Low-Temperature Alkaline Desorption of 2-Nitrophenol from Activated Carbon under Static Conditions

Abstract

The nitro and chloro derivatives of phenols are xenobiotics. Active carbon (AC) is often used for the removal of such substances from natural, drinking, and waste waters. To a large extent, the economic feasibility of using AC depends on the method of their regeneration. Upon treating AC with an alkaline solution, the adsorbed phenols are ionized because of their weak acidic properties. The formed phenolate ions are desorbed from the carbon surface because of their lower adsorption energy and AC is regenerated. The study of low-temperature desorption of phenol derivatives is relevant for the development of technology for the regeneration of AC and biologically active carbon (BAC) directly in adsorbers that are made of modern composite (fiberglass) materials that are not designed for operating at temperatures higher than 40–50°C. The low-temperature alkaline desorption of 2-nitrophenol (NP) from equilibrium exhausted AC (reagent : AC ratio 10 : 1) is studied under laboratory static conditions in the mode of single-batch processing.

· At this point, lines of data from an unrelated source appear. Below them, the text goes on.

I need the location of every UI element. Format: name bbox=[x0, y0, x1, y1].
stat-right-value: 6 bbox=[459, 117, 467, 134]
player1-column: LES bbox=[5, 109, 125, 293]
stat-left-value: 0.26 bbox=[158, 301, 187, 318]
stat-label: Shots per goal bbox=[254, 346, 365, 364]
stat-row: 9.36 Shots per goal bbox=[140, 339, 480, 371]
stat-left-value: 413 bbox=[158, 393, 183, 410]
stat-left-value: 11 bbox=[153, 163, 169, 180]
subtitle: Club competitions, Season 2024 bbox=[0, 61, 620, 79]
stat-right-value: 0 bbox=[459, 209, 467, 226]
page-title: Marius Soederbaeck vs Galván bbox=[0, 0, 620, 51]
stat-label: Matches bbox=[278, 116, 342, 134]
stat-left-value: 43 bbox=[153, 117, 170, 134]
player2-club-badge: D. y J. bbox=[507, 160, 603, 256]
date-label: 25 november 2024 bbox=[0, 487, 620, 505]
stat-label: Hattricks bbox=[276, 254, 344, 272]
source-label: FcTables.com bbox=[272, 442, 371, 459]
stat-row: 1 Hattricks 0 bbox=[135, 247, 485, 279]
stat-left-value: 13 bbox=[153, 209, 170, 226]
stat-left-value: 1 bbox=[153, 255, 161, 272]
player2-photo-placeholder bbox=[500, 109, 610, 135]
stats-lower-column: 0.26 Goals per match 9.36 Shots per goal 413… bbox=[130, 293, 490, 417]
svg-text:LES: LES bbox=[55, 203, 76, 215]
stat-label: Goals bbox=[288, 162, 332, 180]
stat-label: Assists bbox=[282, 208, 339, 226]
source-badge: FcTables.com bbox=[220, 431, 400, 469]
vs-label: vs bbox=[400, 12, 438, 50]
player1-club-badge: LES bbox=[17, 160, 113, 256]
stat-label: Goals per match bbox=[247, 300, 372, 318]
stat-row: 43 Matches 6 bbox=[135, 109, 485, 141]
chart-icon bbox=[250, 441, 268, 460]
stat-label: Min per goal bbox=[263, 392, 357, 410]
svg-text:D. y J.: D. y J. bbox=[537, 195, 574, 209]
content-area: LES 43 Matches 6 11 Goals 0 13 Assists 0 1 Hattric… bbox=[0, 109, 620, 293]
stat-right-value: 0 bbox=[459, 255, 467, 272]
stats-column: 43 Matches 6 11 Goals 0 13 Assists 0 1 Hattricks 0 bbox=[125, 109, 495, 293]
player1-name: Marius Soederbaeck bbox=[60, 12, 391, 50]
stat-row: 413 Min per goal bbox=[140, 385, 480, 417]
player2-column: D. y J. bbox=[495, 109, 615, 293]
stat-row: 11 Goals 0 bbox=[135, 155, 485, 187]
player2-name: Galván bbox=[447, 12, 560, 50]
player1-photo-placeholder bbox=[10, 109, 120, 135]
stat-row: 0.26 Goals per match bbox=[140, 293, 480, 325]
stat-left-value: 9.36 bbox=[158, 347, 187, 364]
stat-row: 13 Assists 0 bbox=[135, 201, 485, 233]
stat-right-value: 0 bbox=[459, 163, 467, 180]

The optimal alkali concentration (0.1 M) providing the maximum degree of sorbent recovery is determined. It is found that the degree of desorption of NP (5.7–45.6%) depends on the equilibrium concentration of sorbent saturation. The lower the equilibrium concentration at which AC exhausts, the lower the efficiency of alkaline regeneration of AC. The efficiency of NP desorption for operating temperatures of 15–35°C is verified. An increase in the temperature of reagent in the studied range does not lead to a substantial increase in the degree of desorption, but reduces the time required to establish the equilibrium of desorption by a factor of 1.5. More than 85–90% of equilibrium 2-nitrophenol desorbed from AC is removed in the first 4 to 8 h of treatment. Compared to microbial treatment, alkaline desorption allows one to achieve higher levels of AC regeneration (by 10–20%) and shorter processing times (100 times faster), which indicates the promising future for inclusion of this operation into bioadsorption technologies.